Setelah beberapa jam melewati hutan yang gelap kami sampai di Pos II, di sana
sedikit ramai, mungkin terdapat sekitar 25 orang yang berteduh di bawah gubuk,
semakin tinggi suhunya semakin dingin. Karena tidak kebagian tempat berteduh
dan hujan mulai deras. Setelah memakai jas hujan masing-masing, kami memutuskan
untuk terus jalan sampai pasar bubrah. Beruntungnya di tengah perjalanan, hujan
akhirnya mereda dan langit yang sejak sore mendung sekarang menghilang entah
kemana dan di gantikan oleh gugusan bintang yang begitu banyak dan indah. Rio
mengajakku berhenti, membiarkanku terkagum-kagum melihat ribuan bintang
bertebaran di langit dan lampu-lampu kota yang menjadi perpaduan yang sangat
indah. Di tengah obrolan yang cukup panjang dan seru, tiba-tiba Rio terdiam.

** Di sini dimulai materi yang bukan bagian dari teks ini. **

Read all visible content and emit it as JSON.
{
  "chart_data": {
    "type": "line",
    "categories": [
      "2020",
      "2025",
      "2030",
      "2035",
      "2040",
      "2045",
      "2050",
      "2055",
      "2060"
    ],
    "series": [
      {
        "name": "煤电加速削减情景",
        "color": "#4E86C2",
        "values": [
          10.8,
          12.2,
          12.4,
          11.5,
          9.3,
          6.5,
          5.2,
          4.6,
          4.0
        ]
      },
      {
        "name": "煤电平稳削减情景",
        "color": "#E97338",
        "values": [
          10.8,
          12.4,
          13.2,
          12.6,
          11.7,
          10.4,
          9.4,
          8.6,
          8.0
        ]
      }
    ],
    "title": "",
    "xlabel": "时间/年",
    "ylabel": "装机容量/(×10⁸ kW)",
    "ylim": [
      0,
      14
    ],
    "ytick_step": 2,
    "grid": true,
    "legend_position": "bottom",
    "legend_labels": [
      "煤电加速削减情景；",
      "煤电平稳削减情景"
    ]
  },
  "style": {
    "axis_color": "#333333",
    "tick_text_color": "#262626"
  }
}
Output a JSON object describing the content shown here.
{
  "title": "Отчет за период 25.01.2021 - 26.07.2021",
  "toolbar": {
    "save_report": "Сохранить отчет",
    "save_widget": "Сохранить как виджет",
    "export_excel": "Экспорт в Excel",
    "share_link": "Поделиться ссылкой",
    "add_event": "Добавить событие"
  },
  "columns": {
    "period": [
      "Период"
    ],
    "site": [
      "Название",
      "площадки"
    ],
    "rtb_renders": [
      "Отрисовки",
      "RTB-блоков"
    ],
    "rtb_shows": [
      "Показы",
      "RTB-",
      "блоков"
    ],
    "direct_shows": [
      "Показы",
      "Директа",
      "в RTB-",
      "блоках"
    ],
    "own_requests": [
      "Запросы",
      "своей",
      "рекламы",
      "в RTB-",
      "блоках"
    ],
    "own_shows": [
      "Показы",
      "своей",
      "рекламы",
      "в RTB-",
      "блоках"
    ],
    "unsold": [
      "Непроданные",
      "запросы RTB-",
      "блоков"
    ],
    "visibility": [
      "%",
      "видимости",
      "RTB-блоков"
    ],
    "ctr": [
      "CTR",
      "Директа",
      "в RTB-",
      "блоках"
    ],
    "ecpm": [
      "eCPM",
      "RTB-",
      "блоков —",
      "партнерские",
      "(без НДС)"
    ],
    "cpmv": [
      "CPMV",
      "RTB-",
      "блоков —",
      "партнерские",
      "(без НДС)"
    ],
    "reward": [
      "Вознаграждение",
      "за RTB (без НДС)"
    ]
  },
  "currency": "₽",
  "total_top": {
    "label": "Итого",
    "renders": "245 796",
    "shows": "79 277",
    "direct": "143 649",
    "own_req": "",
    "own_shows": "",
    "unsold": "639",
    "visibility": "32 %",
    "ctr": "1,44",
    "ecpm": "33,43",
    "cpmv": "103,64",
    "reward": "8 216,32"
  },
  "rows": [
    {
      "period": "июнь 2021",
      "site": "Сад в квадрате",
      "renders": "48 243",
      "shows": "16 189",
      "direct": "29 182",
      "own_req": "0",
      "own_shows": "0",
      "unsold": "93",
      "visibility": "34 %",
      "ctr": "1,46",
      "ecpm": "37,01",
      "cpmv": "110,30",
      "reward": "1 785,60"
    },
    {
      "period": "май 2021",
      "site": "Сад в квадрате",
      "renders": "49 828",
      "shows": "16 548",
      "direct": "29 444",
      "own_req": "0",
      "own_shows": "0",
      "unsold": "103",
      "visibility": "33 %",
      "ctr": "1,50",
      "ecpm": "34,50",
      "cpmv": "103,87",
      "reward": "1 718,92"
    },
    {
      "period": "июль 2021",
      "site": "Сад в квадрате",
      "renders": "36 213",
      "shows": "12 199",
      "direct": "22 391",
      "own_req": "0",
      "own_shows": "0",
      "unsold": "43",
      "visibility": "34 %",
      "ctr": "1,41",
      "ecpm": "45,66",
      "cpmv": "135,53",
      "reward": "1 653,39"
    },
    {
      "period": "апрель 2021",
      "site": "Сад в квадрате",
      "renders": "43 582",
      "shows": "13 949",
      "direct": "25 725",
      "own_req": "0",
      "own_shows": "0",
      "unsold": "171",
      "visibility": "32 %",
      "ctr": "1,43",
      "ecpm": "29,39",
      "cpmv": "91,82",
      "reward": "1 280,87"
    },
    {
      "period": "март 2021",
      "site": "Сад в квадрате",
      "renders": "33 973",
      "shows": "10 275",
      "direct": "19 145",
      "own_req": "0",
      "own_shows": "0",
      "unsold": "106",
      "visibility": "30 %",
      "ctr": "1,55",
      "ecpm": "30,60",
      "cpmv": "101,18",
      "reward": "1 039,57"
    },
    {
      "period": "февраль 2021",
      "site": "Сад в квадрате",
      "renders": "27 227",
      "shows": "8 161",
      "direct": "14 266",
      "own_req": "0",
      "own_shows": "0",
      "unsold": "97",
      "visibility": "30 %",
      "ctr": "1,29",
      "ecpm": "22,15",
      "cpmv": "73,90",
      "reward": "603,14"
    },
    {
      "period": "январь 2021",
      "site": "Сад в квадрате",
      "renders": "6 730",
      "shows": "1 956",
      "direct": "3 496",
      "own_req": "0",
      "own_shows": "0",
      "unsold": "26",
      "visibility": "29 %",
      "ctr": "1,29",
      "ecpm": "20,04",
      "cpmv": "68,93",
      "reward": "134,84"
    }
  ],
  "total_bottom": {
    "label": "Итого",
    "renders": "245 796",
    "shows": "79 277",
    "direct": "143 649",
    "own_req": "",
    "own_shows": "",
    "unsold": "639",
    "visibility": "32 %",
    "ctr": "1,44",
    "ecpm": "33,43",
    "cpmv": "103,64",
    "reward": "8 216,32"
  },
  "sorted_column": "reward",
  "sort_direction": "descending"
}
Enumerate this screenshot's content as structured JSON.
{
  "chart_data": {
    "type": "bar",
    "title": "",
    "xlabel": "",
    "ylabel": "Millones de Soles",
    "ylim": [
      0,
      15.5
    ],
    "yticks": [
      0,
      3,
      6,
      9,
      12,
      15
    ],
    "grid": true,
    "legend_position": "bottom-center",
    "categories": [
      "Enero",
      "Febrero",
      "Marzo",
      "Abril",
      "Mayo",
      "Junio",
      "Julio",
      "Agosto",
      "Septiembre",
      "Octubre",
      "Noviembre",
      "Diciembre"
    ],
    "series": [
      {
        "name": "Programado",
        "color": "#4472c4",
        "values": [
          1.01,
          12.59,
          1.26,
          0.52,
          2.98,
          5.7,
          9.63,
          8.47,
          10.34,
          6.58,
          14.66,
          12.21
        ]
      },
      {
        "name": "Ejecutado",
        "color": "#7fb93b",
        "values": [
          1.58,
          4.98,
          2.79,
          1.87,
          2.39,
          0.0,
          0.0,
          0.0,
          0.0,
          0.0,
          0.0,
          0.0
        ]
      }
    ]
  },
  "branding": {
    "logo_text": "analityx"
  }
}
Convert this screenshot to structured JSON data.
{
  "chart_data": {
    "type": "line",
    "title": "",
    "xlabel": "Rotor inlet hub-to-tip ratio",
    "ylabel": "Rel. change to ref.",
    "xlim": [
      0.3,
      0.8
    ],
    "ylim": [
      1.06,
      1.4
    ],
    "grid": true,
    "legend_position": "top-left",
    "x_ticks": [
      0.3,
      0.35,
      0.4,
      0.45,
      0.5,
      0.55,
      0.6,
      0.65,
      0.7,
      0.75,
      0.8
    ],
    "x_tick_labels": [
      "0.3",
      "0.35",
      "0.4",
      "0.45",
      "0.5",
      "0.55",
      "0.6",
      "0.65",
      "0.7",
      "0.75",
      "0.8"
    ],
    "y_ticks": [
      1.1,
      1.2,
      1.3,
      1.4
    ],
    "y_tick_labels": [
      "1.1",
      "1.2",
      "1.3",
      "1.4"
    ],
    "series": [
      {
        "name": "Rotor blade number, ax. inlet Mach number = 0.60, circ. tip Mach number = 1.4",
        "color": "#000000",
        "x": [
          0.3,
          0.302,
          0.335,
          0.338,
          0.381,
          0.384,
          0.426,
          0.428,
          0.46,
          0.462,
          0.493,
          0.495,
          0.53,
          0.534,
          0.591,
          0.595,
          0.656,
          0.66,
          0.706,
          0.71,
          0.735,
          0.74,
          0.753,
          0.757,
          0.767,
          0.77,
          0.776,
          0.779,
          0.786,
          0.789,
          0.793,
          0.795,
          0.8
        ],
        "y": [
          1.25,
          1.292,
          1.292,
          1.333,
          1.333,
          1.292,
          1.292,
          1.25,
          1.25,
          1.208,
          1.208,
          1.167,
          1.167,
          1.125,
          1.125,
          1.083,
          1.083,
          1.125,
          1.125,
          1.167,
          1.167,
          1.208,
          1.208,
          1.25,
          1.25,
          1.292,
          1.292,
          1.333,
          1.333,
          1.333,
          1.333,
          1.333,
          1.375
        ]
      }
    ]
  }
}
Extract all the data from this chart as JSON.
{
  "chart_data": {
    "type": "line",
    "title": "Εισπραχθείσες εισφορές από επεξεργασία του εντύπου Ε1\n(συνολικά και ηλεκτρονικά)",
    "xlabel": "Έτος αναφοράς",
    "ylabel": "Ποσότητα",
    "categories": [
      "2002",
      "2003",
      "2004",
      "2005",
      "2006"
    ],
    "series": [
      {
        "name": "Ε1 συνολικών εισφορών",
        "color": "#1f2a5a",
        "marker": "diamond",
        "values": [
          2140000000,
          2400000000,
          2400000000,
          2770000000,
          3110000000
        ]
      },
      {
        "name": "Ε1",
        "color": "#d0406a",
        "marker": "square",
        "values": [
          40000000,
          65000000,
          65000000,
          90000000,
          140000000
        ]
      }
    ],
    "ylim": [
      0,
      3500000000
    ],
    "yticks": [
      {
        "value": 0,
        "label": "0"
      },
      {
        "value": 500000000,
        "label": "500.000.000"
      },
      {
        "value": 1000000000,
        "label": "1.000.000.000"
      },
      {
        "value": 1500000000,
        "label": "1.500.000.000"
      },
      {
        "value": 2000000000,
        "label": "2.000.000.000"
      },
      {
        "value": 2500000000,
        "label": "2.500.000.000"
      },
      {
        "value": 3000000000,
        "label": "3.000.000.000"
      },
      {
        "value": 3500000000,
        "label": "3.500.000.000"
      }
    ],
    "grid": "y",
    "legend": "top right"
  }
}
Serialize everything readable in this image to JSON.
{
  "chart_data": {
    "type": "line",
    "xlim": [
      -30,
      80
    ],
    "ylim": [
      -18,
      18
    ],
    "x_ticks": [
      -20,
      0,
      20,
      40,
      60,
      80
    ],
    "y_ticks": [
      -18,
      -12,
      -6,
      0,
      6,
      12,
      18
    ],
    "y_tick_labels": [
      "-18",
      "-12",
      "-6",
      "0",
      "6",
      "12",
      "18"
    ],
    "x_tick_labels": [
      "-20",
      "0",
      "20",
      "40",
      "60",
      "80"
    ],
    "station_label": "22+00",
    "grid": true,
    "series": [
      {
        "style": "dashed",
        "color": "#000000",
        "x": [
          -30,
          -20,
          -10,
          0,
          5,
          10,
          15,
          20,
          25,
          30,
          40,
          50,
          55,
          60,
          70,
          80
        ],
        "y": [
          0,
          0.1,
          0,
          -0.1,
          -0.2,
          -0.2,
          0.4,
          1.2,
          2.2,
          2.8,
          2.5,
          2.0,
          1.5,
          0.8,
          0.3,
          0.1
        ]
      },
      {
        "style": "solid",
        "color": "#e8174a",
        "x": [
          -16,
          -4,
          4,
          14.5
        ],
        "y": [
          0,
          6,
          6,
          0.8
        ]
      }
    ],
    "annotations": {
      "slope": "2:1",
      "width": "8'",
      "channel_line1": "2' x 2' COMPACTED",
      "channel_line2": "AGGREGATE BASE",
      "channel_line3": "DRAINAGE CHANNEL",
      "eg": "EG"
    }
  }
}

Aku bingung melihat perubahan wajah Rio yang begitu tiba-tiba.
“Din,
liat kebawah.” Ucapnya tanpa mengalihkan pandangannya dari lampu-lampu kota
yang begitu indah
“Udah
kok dari tadi, bagus ya?” jawabku sambil tersenyum
“Bukan,
bukan itu. Kamu ngga liat?”
“Liat
apa?”
“Lampunya,
lampunya ngebentuk huruf. Huruf I lambang hati sama huruf U. Kamu bisa liat kan
din?” Jelasnya dengan mata berbinar memandangku.
Aku
terdiam serius memperhatikan “Eh iya, kok itu bisa gitu. Kalo di baca berarti I
love you ya. Eh, kobisa?” aku terkejut dengan apa yang kukatakan sendiri. Aku
dan Rio saling berpandangan, terdiam, sibuk dalam pikirannya masing-masing. Dan
kejadian barusan, adalah salah satu kenangan yang begitu dalam masuk di ingatan
pikiranku, entah bagaimana caranya aku bisa lupa.
Cukup
puas menghabiskan lelah dengan duduk di atas sebuah batu dan menikmati bintang
gumintang, lampu-lampu kota dan malam dari atas, laju angin juga perlahan-lahan
bertiup kencang. Kami memutuskan untuk melanjutkan perjalanan sebelum
kedinginan, beberapa menit berjalan kami sampai di pasar bubrah. Tepat ketika
kami sampai, kabut tiba-tiba datang dan serta merta membuat kami tidak bisa
melihat ada berapa tenda yang sudah terpasang. Takut hujan, kami bergegas
membuat tenda untuk rebahan. Aku langsung meluruskan punggung yang terasa pegal
karena terus-terusan membungkuk membawa beban ketika berjalan di jalan yang
cukup miring. Rio lalu membuka peralatan masak dan membuat mie instant rebus.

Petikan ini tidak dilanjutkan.